The natural tooth enamel is rendered ‘whiter and brighter’ with the application of either a hydrogen or carbamide peroxide gel, which liberates oxygen and so has a ‘bleaching effect’ on the enamel. It will NOT work on synthetic materials such as white fillings or porcelain.
What are the different treatment options for teeth whitening?
The at home technique involves the manufacture of custom-made clear plastic trays (like ‘thin’ mouth guards) made to fit over the teeth. These carry the gel. They need to be worn for an hour or so each day or over night, generally for about 1-2 weeks.
There is the in surgery intense technique, which is a higher concentration of peroxide (than just ‘at home’), so the gums need more protecting. This works faster (generally a 2 hour session) and they use a special light of a particular wavelength to accelerate the process. This is often supplemented with a few at home applications, for 3 or 4 nights.
There are some tooth whitening strips that can be bought in Chemists and seem to be popular in the USA. These do work to an extent, but far less effectively than the above techniques. People are often disappointed with the results.
Some manufacturers claim to have tooth-whitening toothpastes. These are relatively ineffective for most people.
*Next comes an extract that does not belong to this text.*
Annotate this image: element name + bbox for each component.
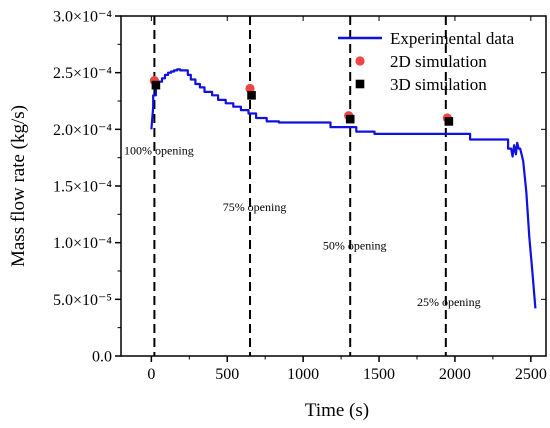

What about home whitening kits?
Home whitening kits have a lower concentration of peroxide and therefore are considered ‘safer’ on the gums. This process takes much longer than incorporating an ‘in surgery’ procedure. However, it is just as effective in the end and tends to cost less. The clear plastic trays can be kept and re-used at a later date, if and when ‘topping up’ may be required.
What are the side effects of tooth whitening? Is it safe?
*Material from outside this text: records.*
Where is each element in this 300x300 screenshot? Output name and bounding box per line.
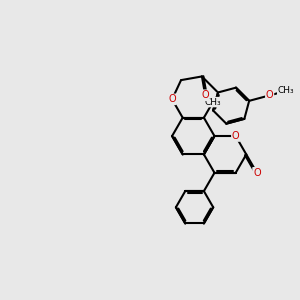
Text: O: O (168, 94, 176, 104)
Text: O: O (232, 131, 239, 141)
Text: O: O (266, 90, 274, 100)
Text: O: O (201, 90, 209, 100)
Text: CH₃: CH₃ (278, 86, 294, 95)
Text: CH₃: CH₃ (205, 98, 221, 106)
Text: O: O (253, 168, 261, 178)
Tooth whitening is safe. However the gums need to be protected from contact with the stronger concentrated peroxide applied with the in surgery technique; otherwise there could be some damage (light burning of the gums). That is why this must be applied in a dental practice. Occasionally, people experience increased intermittent sensitivity (a ‘zinging’ sensation) on the teeth. This rarely lasts for longer than 24 hours. Patients are warned not to smoke, drink coffee, tea or alcohol (except colourless vodka or gin) or eat any foods with coloured additives (for example curries) for 48-72 hours after completion of the procedures (this is for either in surgery or at home procedures).
How long will my teeth stay whiter?
This varies for different individuals since the effect tends to taper off over time. Generally 2 years is the common length of time that your teeth will stay whiter.
How can I look after my teeth once they have been whitened?
Normal home care hygiene techniques are the best way to upkeep your newly whitened teeth. Be mindful of the amount of coffee (particularly black) as well as red wine you consume and try to limit or quit smoking.